Whether a person is raised to be a bully or not, however, s/he may subtly bully others through manipulation and outright emotional blackmail. Emotional blackmail occurs when the blackmailer threatens another's most vulnerable emotion if certain requirements are not met—as in: "I won't speak to you if you tell so-and-so my business." The blackmailed is supposed to be so afraid of not being spoken to that s/he will give in. This can even be taken to another level by threatening to cut off the relationship all together. Many times this type of manipulation can be subtle, as in some of the following ways:

  • Flattery is supposed to get you anywhere, right?
  • I sacrifice for you, and now you owe me.
  • Withholding information until certain information is given.
  • Gossip for power—I tell you about another to both make them look bad, and win your favor.
  • Withholding affection until you give what I want.
  • "I'm just trying to help" as another way of saying, I'm just trying to change you.
  • Maudlin expressions of emotion in an attempt to solicit the emotional response of another.
  • Little niceties offered in an attempt to gain favor.
  • Little "white lies" used in an attempt to deny our own authenticity—like when Aunt Ginny calls and asks us to come over for supper and we refuse because we have this other thing we just HAVE to do.
  • Pleasing others in order to make sure that I am always liked.

While we may say to ourselves that these things are part of the social fabric and are essential to getting along with others, like all other attempts to gain power over others, they deny us our own personal empowerment.

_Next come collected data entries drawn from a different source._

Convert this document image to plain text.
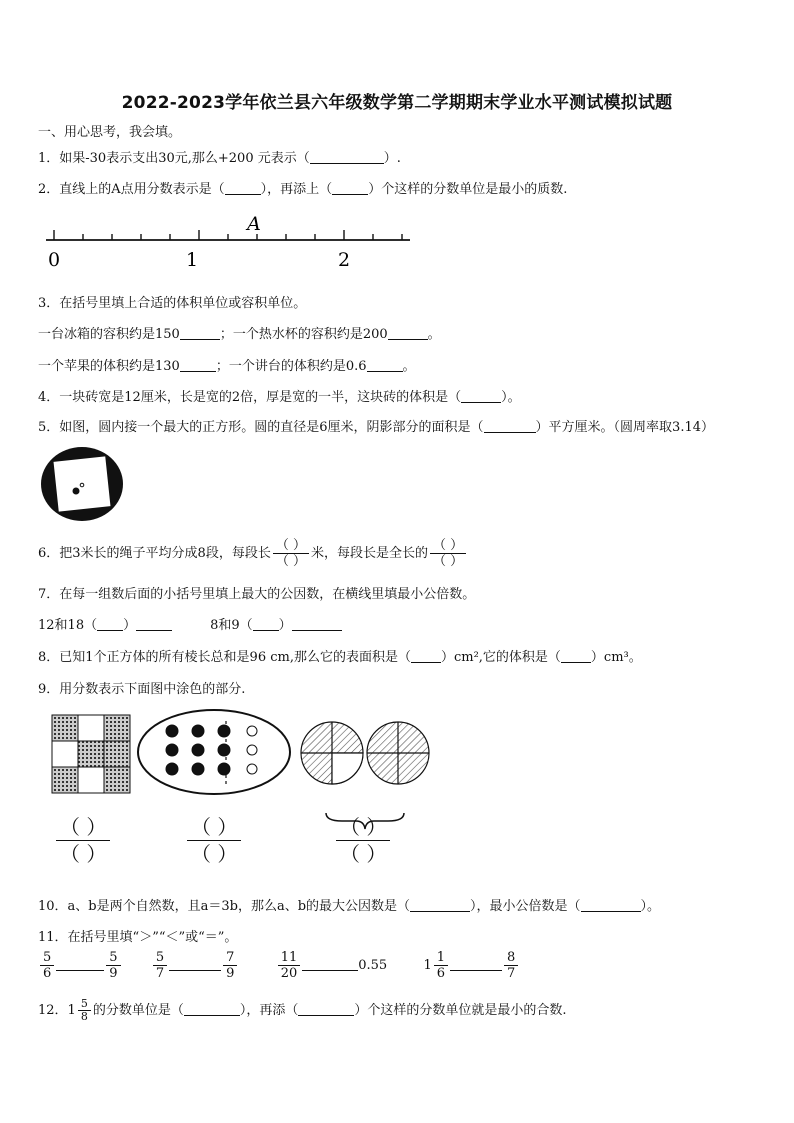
2022-2023学年依兰县六年级数学第二学期期末学业水平测试模拟试题
一、用心思考，我会填。
1．如果-30表示支出30元,那么+200 元表示（	）.
2．直线上的A点用分数表示是（	），再添上（	）个这样的分数单位是最小的质数.
0	1	2
A
3．在括号里填上合适的体积单位或容积单位。
一台冰箱的容积约是150	；一个热水杯的容积约是200	。
一个苹果的体积约是130	；一个讲台的体积约是0.6	。
4．一块砖宽是12厘米，长是宽的2倍，厚是宽的一半，这块砖的体积是（	）。
5．如图，圆内接一个最大的正方形。圆的直径是6厘米，阴影部分的面积是（	）平方厘米。（圆周率取3.14）
6．把3米长的绳子平均分成8段，每段长 $\frac{( )}{( )}$ 米，每段长是全长的 $\frac{( )}{( )}$
7．在每一组数后面的小括号里填上最大的公因数，在横线里填最小公倍数。
12和18（ ）	8和9（ ）
8．已知1个正方体的所有棱长总和是96 cm,那么它的表面积是（ ）cm²,它的体积是（ ）cm³。
9．用分数表示下面图中涂色的部分.
（ ）
（ ）
（ ）
（ ）
（ ）
（ ）
10．a、b是两个自然数，且a＝3b，那么a、b的最大公因数是（	），最小公倍数是（	）。
11．在括号里填“＞”“＜”或“＝”。
$\frac{5}{6}$	$\frac{5}{9}$
$\frac{5}{7}$	$\frac{7}{9}$
	$\frac{11}{20}$	0.55	$1 \frac{1}{6}$	$\frac{8}{7}$
12．$1 \frac{5}{8}$ 的分数单位是（	），再添（	）个这样的分数单位就是最小的合数.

Personal empowerment does not need to have power over others, for it knows that regardless of what others do, self is still in charge of making self okay. So, if you withhold affection because I won't do what you want, then I can take care of my own needs for affection—i.e. by seeking it out from people who don't need to hold me hostage to it. Personal empowerment knows that happiness is an inside job. Personal empowerment doesn't wait on the world or the people in that world to respond in a certain way before it can garner peace-of-mind. Peace-of-mind comes from within. Personal empowerment does not wait for a vacation to learn how to rest. It does not wait on someone else to change in order to create happiness for the self. It can tell Aunt Ginny, "I have other plans" without explaining or feeling the need to carry Aunt Ginny's response around. Personal empowerment knows that Aunt Ginny is in charge of her own feelings and responses and that whatever spin she puts on my response to her request also belongs to her. Over all, personal empowerment knows where I stop and you begin. It knows that the only thing I can be responsible for is me.

Power, on the other hand gives responsibility for that "me" to other people. They have the power to make or break my happiness, which is why I need to control them. So, you see, power, is actually a form of powerlessness. Power says if I don't control you, then I can't be okay. Personal empowerment says, I know how to take care of my truest self, no matter what you do.

We tend to think, however, that personal empowerment implies some kind of hardness or coldness, so that we don't care about other people. We don't care what they think of us, we don't care if we hurt their feelings, we are cold people. No. On the contrary, personal empowerment is very vulnerable to the emotions and attachments of living. Yet, it knows that the self is responsible for these. Therefore, others do not create emotions in me, and I can't create them in others. And my attachments are based on a mutual respect and honesty-and if the other person is not going to be honest, I must still be honest with myself. Whatever the other person does is their choice and I will not attempt to control that.  I'd rather put my energy into taking care of what is true inside of me. In fact, the person who is empowered is one who knows that any attempt to control another person is all an illusion.  We cannot control others, at all, ever.

If it appears to be true that my manipulation made you do something, what I'm missing out on is the fact that for whatever reason, you chose to do that something. In other words, you agreed to do it. You chose it. And the person who is empowered knows this to the marrow of his bones.

The only problem is that there are many people who don't know this, and who operate as if it isn't so. And it is these people who think that they should be controlling others, and that if they don't they cannot be happy or attain whatever goal they wish to attain. And so, even the empowered person will run into people who will attempt to control her. But if she knows the truth-that she cannot be controlled; that she is 100% responsible for her own choices; that she is 100% responsible for her own happiness and peace-of-mind-then she will make conscious choices to own what is hers and let go of the rest. And she will create happiness out of whatever situation with which she is presented. It may take some time and effort, but she can do it, because she has all the power over her own life.